On Thursday, 19 November 2015 at 03:53:48 UTC, Meta wrote:
On Wednesday, 18 November 2015 at 23:53:01 UTC, Chris Wright wrote:
---
char[] buffer;
if (buffer.length == 0) {}
---

This is not true. Consider the following code:

import std.stdio;

void main()
{
        int[] a = [0, 1, 2];
        //4002E000 3
        writeln(a.ptr, " ", a.length);
        //Is not triggered, obviously
        assert(a == null);
        
        a.length = 0;
        //4002E000 0
        writeln(a.ptr, " ", a.length, " ", a);
        //Is not triggered, not as obvious
        assert(a == null);
}

There are cases when an array may have 0 length but a non-null pointer. If you want to check if an array's length is 0, you must explicitly check its length member. Checking if an array is equal to null only compares its pointer field to null.
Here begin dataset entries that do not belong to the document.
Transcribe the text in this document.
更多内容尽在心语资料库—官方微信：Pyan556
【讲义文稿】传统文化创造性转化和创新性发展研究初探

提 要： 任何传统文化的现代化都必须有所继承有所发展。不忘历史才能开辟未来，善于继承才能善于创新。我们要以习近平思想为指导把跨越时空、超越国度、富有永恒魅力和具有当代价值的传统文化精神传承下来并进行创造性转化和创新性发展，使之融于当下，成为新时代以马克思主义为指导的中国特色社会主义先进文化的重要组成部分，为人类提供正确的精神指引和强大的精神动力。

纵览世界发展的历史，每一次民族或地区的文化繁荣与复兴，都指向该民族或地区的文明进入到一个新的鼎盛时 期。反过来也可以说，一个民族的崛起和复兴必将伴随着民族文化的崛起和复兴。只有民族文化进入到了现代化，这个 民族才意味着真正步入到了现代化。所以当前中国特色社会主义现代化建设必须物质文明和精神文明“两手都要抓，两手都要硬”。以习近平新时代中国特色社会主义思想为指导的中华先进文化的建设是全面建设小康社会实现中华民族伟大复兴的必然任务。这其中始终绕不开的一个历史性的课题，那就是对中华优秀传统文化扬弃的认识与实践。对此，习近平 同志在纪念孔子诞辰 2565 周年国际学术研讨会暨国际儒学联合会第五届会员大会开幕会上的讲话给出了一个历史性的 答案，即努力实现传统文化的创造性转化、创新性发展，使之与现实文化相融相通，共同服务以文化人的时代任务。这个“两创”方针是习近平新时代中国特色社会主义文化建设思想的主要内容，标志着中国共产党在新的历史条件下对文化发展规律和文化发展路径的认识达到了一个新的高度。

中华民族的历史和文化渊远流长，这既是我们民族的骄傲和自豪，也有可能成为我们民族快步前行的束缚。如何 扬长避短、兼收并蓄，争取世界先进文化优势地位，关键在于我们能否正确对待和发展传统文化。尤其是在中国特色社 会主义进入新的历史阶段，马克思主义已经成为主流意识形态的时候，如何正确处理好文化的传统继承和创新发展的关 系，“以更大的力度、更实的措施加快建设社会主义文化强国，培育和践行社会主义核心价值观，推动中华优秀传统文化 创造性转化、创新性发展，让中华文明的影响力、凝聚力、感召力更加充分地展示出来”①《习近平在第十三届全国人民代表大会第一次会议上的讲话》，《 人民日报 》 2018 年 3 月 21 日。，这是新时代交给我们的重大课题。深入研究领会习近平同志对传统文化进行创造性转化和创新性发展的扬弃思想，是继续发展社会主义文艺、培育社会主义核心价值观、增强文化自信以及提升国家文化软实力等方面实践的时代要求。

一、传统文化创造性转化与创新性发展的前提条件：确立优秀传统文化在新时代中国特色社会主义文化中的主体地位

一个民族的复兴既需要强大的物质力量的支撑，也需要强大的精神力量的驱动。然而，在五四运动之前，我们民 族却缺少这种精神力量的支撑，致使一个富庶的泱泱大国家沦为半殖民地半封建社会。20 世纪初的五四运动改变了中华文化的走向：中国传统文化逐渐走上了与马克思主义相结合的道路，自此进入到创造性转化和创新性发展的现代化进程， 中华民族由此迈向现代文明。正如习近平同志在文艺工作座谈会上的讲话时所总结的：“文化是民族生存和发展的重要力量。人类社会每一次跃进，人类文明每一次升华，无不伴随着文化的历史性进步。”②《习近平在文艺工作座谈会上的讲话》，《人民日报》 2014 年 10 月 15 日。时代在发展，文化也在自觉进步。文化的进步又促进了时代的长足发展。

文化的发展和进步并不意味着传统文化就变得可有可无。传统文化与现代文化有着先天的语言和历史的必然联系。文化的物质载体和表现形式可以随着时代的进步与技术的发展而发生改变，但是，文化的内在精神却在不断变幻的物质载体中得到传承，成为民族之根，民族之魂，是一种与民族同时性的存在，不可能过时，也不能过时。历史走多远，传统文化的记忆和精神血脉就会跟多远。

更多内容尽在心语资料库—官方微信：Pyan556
It does *not* check the length.

Comparison is ok, weird behavior manifests in boolean context:
void main()
{
        int[] a = [0, 1, 2];
        //4002E000 3
        assert(a != null);
        assert(!!a); //passes, ok
        
        a.length = 0;
        //4002E000 0
        assert(a == null);
        assert(!!a); //still passes!